Q: How does TrustMesh handle double-spending?

A: This work focuses on non-consistent consensus systems rather than monetary ledgers.
In scenarios such as notarization, execution result selection, or parameter agreement, duplicate inclusion across rounds is harmless and deduplicable, so double-spending does not arise.

In principle, TrustMesh could enforce strong consistency via additional validity checks, but this would require global ordering or arbitration, destroying parallelism and is therefore out of scope.

For monetary systems, a single linear history remains an efficient and reasonable design. Any attempt to parallelize transaction state ultimately reintroduces expensive global consensus via arbitration or trusted timestamps. Strong consistency is a scarce and costly resource and should be minimized and decoupled from non-consistent execution layers.

Q: Can TrustMesh rapidly punish malicious behavior?

A: Yes—more flexibly than stake-based systems.
Because reputation is not bound to money, its reduction rules can be far more sensitive.

For cryptographically provable misbehavior (e.g., double proposals within the same round), nodes may broadcast evidence. Peers independently verify the evidence and locally reduce the offender’s reputation. No global slashing, synchronized punishment, or system rollback is required, preserving parallelism and forward progress.

Call for Participation

If you believe TrustMesh is worth further investigation, please help improve it.
This includes critical feedback, theoretical challenges, experimental reproduction, code contributions, or simply sharing the idea with others.
TrustMesh is still exploratory, and its development depends on rigorous discussion and collective effort.

E-mail: [email protected]
Github repo: GitHub - BinGo-Lab-Team/TrustMesh: TrustMesh: Consensus as Emergence, Security from Behavior

This is the right question, but the answer doesn’t appear to correctly address it. There doesn’t seem to be anything stopping an attacker from creating a large number of honest behaving nodes, farming reputation for an extended period, and then leveraging that to do bad things. Either you need the network to not be able to do bad things, or you need a way to punish an attacker after the fact if they do a bad thing.

The second part of your answer seems to hint that there is nothing an attacker can actually do other than grief, but if that is the case it should be explicitly stated. Can you show that if an attacker gains super-majority of reputation they cannot do anything particularly bad beyond just delaying consensus? How much can they delay? If an attacker can fully eclipses a node, what bad thing can they do? I assume censor at least, but what else?

Regarding the first part: this type of attack exists in any open network. It cannot be fully eliminated; the only realistic objective is to raise its cost. In TrustMesh, the cost of reputation accumulation is intentionally high. Because reputation is purely local and observation-derived, an attacker must engage in long-term, sustained, and genuinely useful interactions with many independent nodes in order to become a high-reputation node in their local views.

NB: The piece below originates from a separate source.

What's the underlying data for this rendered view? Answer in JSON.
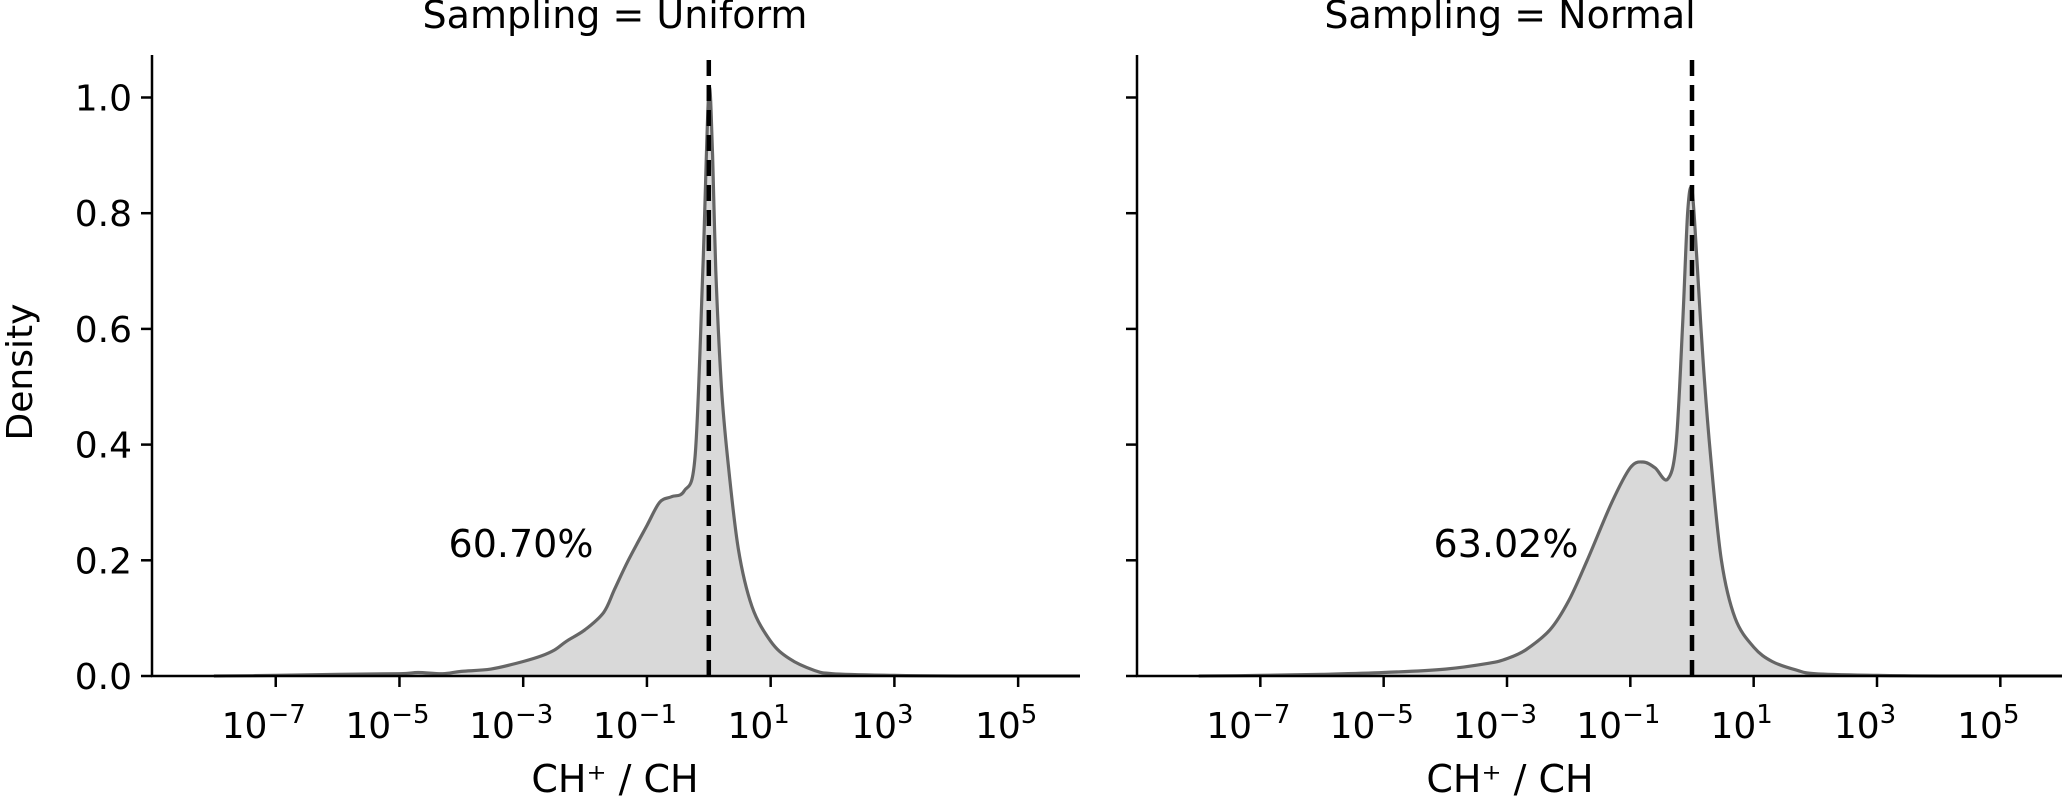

Punishment is also intentionally local. Since reputation exists only in each node’s local reputation table, penalties are decided independently by each node. An attacker can only directly affect nodes that actually recognize and interact with them. Once a node observes malicious behavior, it can locally reduce the attacker’s reputation without requiring global coordination or slashing.

Regarding the second part: if an attacker controls the high-reputation nodes across the entire network, then they can influence proposal selection or deliberately obstruct convergence, causing a round to converge on attacker-preferred proposals or fail to converge at all. TrustMesh does not claim safety under such conditions, just as no consensus system remains secure under adversarial super-majority control.

If the attacker controls only locally concentrated high-reputation nodes, the impact remains local. They may eclipse or mislead subsets of nodes, causing those nodes to diverge from the main network and temporarily fall out of sync. For this reason, TrustMesh fundamentally relies on network connectivity: broader and more diverse connectivity limits the extent to which local reputation dominance can propagate into global influence.